Amérique du Nord

États-Unis : Donald Trump envisage le recours à l’ « Insurrection Act » après des tensions à Minneapolis

Le président américain Donald Trump a menacé jeudi d’invoquer l’ « Insurrection Act », une loi d’exception qui lui permettrait de déployer l’armée à Minneapolis, pour des missions de maintien de l’ordre, à la suite de nouveaux heurts entre forces de l’ordre et manifestants faisant suite à un nouvel incident impliquant la police fédérale de l’immigration (ICE).

La ville de Minneapolis est en effet confrontée à une montée des tensions depuis plusieurs jours, dans un contexte marqué par des opérations menées par la police fédérale de l’immigration. Mercredi, un ressortissant vénézuélien a été blessé par un tir policier lors de son arrestation. Selon le ministère de la Sécurité intérieure, l’homme, en situation irrégulière, aurait opposé une résistance, conduisant l’agent à faire usage de son arme pour se protéger. La victime a été touchée à la jambe.

Cet incident a déclenché une manifestation de plusieurs centaines de personnes à proximité d’un bâtiment fédéral.

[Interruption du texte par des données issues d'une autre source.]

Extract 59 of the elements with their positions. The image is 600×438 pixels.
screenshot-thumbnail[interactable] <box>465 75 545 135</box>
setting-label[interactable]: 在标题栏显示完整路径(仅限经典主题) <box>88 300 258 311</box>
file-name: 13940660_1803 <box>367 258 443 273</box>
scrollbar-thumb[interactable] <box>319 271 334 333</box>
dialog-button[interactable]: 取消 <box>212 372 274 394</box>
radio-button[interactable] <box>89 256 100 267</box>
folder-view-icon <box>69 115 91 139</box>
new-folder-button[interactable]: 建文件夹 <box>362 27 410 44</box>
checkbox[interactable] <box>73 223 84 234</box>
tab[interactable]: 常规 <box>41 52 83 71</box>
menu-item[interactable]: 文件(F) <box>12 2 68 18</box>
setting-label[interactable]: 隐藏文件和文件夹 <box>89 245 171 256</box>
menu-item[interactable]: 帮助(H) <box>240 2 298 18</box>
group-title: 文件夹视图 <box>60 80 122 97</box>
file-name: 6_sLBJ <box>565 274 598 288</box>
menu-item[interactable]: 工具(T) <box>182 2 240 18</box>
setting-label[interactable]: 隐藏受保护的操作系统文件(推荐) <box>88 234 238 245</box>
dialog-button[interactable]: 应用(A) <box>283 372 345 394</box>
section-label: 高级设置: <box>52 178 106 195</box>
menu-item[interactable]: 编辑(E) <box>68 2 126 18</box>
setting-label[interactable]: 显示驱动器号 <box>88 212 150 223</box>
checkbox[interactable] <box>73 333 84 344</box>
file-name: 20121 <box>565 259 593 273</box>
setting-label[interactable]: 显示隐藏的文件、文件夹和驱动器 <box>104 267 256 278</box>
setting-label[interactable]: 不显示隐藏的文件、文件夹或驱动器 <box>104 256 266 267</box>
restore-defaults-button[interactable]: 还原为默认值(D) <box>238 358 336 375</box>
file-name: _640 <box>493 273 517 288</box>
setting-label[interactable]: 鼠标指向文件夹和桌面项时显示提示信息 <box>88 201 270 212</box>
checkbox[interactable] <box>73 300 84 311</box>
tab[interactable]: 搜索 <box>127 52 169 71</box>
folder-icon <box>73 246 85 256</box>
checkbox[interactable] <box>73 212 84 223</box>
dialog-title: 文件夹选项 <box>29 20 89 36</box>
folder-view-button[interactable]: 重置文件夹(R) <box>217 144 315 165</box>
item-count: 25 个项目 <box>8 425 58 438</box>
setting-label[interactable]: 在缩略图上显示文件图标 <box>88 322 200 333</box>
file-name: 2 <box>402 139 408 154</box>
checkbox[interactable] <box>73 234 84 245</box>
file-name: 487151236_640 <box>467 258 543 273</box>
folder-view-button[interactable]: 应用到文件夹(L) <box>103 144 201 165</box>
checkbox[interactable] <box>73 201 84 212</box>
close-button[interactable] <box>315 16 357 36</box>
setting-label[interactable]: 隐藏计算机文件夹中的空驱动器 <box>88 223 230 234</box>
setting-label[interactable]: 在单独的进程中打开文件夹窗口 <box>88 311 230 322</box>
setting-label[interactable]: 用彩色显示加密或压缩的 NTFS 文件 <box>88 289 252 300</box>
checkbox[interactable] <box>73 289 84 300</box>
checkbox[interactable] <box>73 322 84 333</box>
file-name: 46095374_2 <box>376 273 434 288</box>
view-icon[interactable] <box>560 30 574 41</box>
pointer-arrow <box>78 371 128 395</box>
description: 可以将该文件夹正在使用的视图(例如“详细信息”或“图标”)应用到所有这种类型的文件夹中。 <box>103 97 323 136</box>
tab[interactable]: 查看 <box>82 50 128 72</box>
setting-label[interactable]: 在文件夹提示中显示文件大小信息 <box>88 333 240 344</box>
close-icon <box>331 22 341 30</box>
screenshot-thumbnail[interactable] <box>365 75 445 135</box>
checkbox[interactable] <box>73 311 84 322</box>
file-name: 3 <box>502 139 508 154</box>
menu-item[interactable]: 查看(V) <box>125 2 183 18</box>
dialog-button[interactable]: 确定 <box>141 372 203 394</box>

Des projectiles ont été lancés en direction des forces de l’ordre, qui ont répondu par l’usage de gaz lacrymogènes. De nouveaux rassemblements ont été observés le lendemain, dans un climat demeuré tendu mais sans violences majeures.

Ces événements interviennent alors que la ville reste sous le choc de la mort, survenue le 7 janvier, de Renee Nicole Good, une Américaine de 37 ans, tuée lors d’une intervention policière. Une enquête fédérale est en cours, tandis que la famille de la victime a annoncé l’ouverture d’une procédure civile.

Les autorités du Minnesota appellent au calme et à la désescalade. Le gouvernement fédéral, de son côté, a confirmé la poursuite des opérations de la police de l’immigration, avec le déploiement de renforts supplémentaires, portant à plus de 2.000 le nombre d’agents mobilisés dans l’État.

En parallèle, plusieurs décès survenus récemment en détention de la police de l’immigration ont ravivé le débat national sur les conditions d’arrestation et de rétention des migrants. Depuis le début de l’année 2026, au moins quatre personnes sont décédées alors qu’elles se trouvaient sous la garde de l’ICE et au moins 30 en 2025, l’année la plus meurtrière depuis la création de cette police en 2004, selon des statistiques officielles.